Yesterday afternoon had the quiet but interesting light that is just right for photographing water. I needed to top up various supplies -- printer ink, again -- so headed down town, and after doing my shopping walked down to a waterside park, where a good view of the docks may be had.
When I first came here, thirty years ago, you could access the dockside area pretty freely, if you had the necessary chutzpah: no-one would challenge you. I shared a house just over the railway line from the dry dock (with this guy, now in Australia, who has some interesting things to say about the state of universities), and you could cross over a footbridge and wander alongside the gigantic moored hulls and busy cranes. Now, with heightened concerns about public safety, theft, terrorism, and the smuggling of contraband and people, the place is inevitably shut off behind gates and tall fences topped with razor wire.
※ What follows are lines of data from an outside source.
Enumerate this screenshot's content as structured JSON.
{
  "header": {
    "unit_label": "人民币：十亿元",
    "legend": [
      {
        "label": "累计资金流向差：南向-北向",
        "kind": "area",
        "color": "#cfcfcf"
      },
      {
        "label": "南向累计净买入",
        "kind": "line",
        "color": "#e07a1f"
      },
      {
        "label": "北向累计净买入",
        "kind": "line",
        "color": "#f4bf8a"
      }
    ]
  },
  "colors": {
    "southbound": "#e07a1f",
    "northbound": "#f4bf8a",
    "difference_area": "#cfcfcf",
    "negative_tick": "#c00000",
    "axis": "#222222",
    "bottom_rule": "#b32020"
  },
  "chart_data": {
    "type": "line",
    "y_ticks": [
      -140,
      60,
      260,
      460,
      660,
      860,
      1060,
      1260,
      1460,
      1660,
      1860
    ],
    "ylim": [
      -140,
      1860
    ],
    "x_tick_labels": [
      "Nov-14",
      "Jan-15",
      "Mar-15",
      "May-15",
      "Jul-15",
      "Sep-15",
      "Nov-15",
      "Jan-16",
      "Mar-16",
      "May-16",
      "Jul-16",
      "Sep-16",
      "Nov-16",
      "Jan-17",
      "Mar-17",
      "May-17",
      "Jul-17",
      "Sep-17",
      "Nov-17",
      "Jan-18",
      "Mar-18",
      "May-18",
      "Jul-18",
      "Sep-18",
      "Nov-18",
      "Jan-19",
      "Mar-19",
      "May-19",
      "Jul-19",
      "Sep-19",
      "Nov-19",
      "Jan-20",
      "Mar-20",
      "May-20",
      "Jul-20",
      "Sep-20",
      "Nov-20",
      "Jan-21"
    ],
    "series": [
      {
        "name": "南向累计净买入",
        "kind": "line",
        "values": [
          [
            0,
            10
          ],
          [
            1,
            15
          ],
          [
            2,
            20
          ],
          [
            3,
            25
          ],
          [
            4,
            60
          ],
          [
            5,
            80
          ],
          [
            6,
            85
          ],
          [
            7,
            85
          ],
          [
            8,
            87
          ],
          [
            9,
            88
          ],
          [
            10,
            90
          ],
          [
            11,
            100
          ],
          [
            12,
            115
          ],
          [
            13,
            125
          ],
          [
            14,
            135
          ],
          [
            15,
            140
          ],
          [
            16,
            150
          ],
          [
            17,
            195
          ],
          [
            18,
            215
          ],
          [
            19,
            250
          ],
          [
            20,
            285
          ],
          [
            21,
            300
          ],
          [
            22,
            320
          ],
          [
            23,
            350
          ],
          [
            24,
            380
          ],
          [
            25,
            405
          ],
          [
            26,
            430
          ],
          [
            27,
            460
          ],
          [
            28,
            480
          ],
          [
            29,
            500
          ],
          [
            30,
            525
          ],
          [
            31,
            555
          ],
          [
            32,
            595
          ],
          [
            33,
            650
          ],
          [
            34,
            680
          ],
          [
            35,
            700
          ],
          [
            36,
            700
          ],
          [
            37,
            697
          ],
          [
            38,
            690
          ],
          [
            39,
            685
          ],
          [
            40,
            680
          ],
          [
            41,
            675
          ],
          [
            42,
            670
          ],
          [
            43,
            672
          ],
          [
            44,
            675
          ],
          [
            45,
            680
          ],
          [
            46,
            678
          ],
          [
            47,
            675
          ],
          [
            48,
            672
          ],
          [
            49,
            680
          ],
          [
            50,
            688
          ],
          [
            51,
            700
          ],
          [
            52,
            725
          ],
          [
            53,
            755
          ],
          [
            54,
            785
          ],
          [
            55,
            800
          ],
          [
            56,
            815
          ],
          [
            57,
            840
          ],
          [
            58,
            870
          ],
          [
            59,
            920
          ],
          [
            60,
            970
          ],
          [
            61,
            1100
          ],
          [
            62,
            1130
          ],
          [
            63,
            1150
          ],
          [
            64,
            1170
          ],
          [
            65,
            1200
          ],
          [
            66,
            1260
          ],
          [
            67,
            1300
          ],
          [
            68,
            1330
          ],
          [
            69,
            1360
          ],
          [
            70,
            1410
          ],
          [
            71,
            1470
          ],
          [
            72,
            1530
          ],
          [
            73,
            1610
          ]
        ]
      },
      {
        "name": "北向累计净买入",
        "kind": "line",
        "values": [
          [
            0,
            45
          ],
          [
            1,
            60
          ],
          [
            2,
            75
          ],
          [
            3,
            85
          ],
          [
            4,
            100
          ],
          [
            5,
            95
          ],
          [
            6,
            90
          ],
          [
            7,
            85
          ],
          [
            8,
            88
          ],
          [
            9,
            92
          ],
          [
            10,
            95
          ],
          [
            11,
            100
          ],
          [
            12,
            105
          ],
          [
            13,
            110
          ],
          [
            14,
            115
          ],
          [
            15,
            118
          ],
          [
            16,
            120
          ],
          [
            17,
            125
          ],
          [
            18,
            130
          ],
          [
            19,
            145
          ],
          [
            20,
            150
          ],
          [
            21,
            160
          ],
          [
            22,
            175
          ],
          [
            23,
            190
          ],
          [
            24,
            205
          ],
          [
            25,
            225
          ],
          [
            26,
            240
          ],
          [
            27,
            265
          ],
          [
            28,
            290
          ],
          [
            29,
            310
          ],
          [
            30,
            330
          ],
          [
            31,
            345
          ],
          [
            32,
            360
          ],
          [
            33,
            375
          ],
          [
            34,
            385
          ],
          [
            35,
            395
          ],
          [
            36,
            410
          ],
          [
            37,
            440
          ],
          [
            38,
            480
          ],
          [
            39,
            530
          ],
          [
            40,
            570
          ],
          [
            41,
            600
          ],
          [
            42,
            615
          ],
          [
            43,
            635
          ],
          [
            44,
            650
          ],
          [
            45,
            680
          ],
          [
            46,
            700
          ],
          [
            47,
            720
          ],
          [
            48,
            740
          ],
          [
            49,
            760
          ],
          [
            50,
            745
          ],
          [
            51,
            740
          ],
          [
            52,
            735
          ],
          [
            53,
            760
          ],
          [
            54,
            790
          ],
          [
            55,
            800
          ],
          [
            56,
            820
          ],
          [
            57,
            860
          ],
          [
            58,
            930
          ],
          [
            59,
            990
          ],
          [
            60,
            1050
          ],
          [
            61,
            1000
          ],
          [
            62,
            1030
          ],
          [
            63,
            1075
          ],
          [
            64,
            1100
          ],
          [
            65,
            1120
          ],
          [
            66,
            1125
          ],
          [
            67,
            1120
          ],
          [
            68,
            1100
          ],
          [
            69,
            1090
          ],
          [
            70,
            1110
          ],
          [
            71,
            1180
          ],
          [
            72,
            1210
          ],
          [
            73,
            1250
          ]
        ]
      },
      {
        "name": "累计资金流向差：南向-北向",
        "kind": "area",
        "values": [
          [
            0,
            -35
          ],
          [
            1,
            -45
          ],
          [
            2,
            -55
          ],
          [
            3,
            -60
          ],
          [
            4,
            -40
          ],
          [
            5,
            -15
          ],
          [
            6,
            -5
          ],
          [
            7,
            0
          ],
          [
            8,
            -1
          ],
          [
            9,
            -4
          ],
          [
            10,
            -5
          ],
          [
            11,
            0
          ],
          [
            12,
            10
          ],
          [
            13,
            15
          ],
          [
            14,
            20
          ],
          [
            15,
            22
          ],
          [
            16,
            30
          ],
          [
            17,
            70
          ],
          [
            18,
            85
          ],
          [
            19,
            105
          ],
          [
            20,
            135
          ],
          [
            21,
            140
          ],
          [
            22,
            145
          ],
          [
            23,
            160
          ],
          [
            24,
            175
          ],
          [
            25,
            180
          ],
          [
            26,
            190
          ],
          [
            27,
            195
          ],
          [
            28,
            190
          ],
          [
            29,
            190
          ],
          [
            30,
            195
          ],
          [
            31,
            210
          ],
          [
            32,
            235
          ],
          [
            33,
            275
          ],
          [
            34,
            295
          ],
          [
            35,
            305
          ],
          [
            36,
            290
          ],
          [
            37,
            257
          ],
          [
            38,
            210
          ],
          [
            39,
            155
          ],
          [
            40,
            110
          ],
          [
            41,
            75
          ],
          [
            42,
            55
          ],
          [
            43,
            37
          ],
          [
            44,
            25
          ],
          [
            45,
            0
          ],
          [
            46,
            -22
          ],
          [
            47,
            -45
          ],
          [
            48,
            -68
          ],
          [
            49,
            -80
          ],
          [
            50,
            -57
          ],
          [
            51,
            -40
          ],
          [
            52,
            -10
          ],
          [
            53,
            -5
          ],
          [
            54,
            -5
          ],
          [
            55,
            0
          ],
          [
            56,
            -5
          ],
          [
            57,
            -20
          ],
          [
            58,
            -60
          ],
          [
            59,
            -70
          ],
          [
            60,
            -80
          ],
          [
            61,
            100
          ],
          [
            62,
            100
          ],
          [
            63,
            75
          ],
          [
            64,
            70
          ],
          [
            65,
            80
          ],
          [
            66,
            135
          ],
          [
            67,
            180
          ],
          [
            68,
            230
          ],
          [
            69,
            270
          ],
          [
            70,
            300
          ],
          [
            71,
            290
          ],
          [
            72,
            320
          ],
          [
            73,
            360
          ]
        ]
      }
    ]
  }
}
Venice it ain't, but there is a certain serenity to a broad view of the docks. But, I hear you ask, what is that silver dome that keeps cropping up in these pictures of Southampton Water? Why, it is the Marchwood Energy Recovery Facility. Not everything around here is about polluting the seas with fossil fuels. In fact, there are a number of eco-friendly energy schemes, including the Southampton Geothermal Heating Company, right in the centre of the main shopping area.
The sea and ships and the shoreline have a mysterious pull, and even on a chilly mid-week October afternoon a few people can be seen sitting around -- on benches, on the grass, in parked cars -- staring contemplatively out across the water. A waterfront park is one of those liminal places where the normal rules are in suspension, and it's OK to spend the day quietly doing nothing in public.